省选模拟41
今天好像是和石二要排大榜的,于是我再次考炸了
开场是先看T1的,想要切掉,但是不断转换做法,很容易弄成重点,容斥也不行,dp定义怎么也不能转移
然后看T2推了一会写了30分,然后打表找规律,线性筛拿到50分
最后一题就直接干暴力了,然后特判的时候数组用错了,然后越界了,然后爆蛋了
T1 环
环状的计数dp好多都是看分成了几段,然后一段一段的链接,然后就可以计数了
这个也是一样的,dp[i][j][k]表示前i个点,加入了j个单点,和k个链,直接转移
正解不重要了,就是合并转移,但是拆段的思想很重要
AC_code
#include<bits/stdc++.h>
using namespace std;
#define int long long
#define fo(i,x,y) for(int i=(x);i<=(y);i++)

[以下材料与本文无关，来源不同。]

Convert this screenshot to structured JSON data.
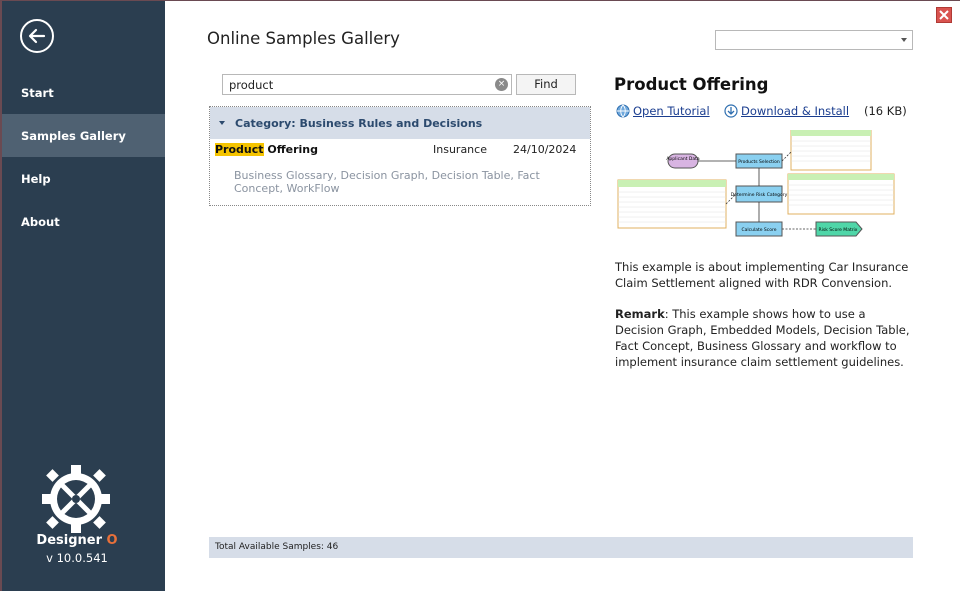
{
  "header": {
    "title": "Online Samples Gallery",
    "combo_value": ""
  },
  "sidebar": {
    "items": [
      {
        "label": "Start"
      },
      {
        "label": "Samples Gallery"
      },
      {
        "label": "Help"
      },
      {
        "label": "About"
      }
    ],
    "brand_name": "Designer",
    "brand_suffix": "O",
    "version": "v 10.0.541"
  },
  "search": {
    "value": "product",
    "find_label": "Find"
  },
  "results": {
    "category_label": "Category: Business Rules and Decisions",
    "rows": [
      {
        "title_highlight": "Product",
        "title_rest": " Offering",
        "category": "Insurance",
        "date": "24/10/2024",
        "tags": "Business Glossary, Decision Graph, Decision Table, Fact Concept, WorkFlow"
      }
    ]
  },
  "detail": {
    "title": "Product Offering",
    "open_tutorial": "Open Tutorial",
    "download": "Download & Install",
    "size": "(16 KB)",
    "description": "This example is about implementing Car Insurance Claim Settlement aligned with RDR Convension.",
    "remark_label": "Remark",
    "remark_text": ": This example shows how to use a Decision Graph, Embedded Models, Decision Table, Fact Concept, Business Glossary and workflow to implement insurance claim settlement guidelines.",
    "diagram": {
      "applicant_data": "Applicant Data",
      "products_selection": "Products Selection",
      "determine_risk": "Determine Risk Category",
      "calculate_score": "Calculate Score",
      "risk_score_matrix": "Risk Score Matrix"
    }
  },
  "status": {
    "text": "Total Available Samples: 46"
  },
  "colors": {
    "sidebar": "#2b3e50",
    "sidebar_active": "#4f6172",
    "accent": "#e8703a",
    "highlight": "#f5c400"
  }
}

#define fu(i,x,y) for(int i=(x);i>=(y);i--)
int read(){
int s=0,t=1;char ch=getchar();
while(!isdigit(ch)){if(ch=='-')t=-1;ch=getchar();}
while(isdigit(ch)){s=(s<<1)+(s<<3)+(ch^48);ch=getchar();}
return s*t;
}
const int N=5005;
const int mod=998244353;
int ksm(int x,int y){
int ret=1;
while(y){
if(y&1)ret=ret*x%mod;
x=x*x%mod;y>>=1;
}return ret;
}
int n,a[N];
int jc[N],inv[N];
int C(int x,int y){return jc[x]*inv[y]%mod*inv[x-y]%mod;}
int f[N][N],ans;
signed main(){
freopen("ring.in","r",stdin);
freopen("ring.out","w",stdout);
n=read();
fo(i,1,n)a[i]=read();
jc[0]=1;fo(i,1,n)jc[i]=jc[i-1]*i%mod;
inv[0]=1;inv[n]=ksm(jc[n],mod-2);
fu(i,n-1,1)inv[i]=inv[i+1]*(i+1)%mod;
sort(a+1,a+n+1);f[0][0]=1;
fo(i,1,n){
fo(j,0,a[i])f[i][j]=f[i-1][j];
fo(k,a[i-1]+1,a[i])fu(j,k,0)f[i][j+1]=(f[i][j+1]+f[i][j])%mod;
ans=(ans+f[i][1]-a[i])%mod;
fo(j,0,a[i])f[i][j-1]=(f[i][j-1]+f[i][j]*C(j,2)%mod*2)%mod;
}
// cerr<<f[n][1]<<endl;
ans=ans*ksm(2,mod-2)%mod;
// ans=f[n][1]*ksm(2,mod-2)%mod;
printf("%lld",ans);
return 0;
}
T2 数
找规律吧,然后类似min_25找素数个数和,筛一下模4余3的素数个数
AC_code
#include<bits/stdc++.h>
using namespace std;
#define int long long
#define fo(i,x,y) for(int i=(x);i<=(y);i++)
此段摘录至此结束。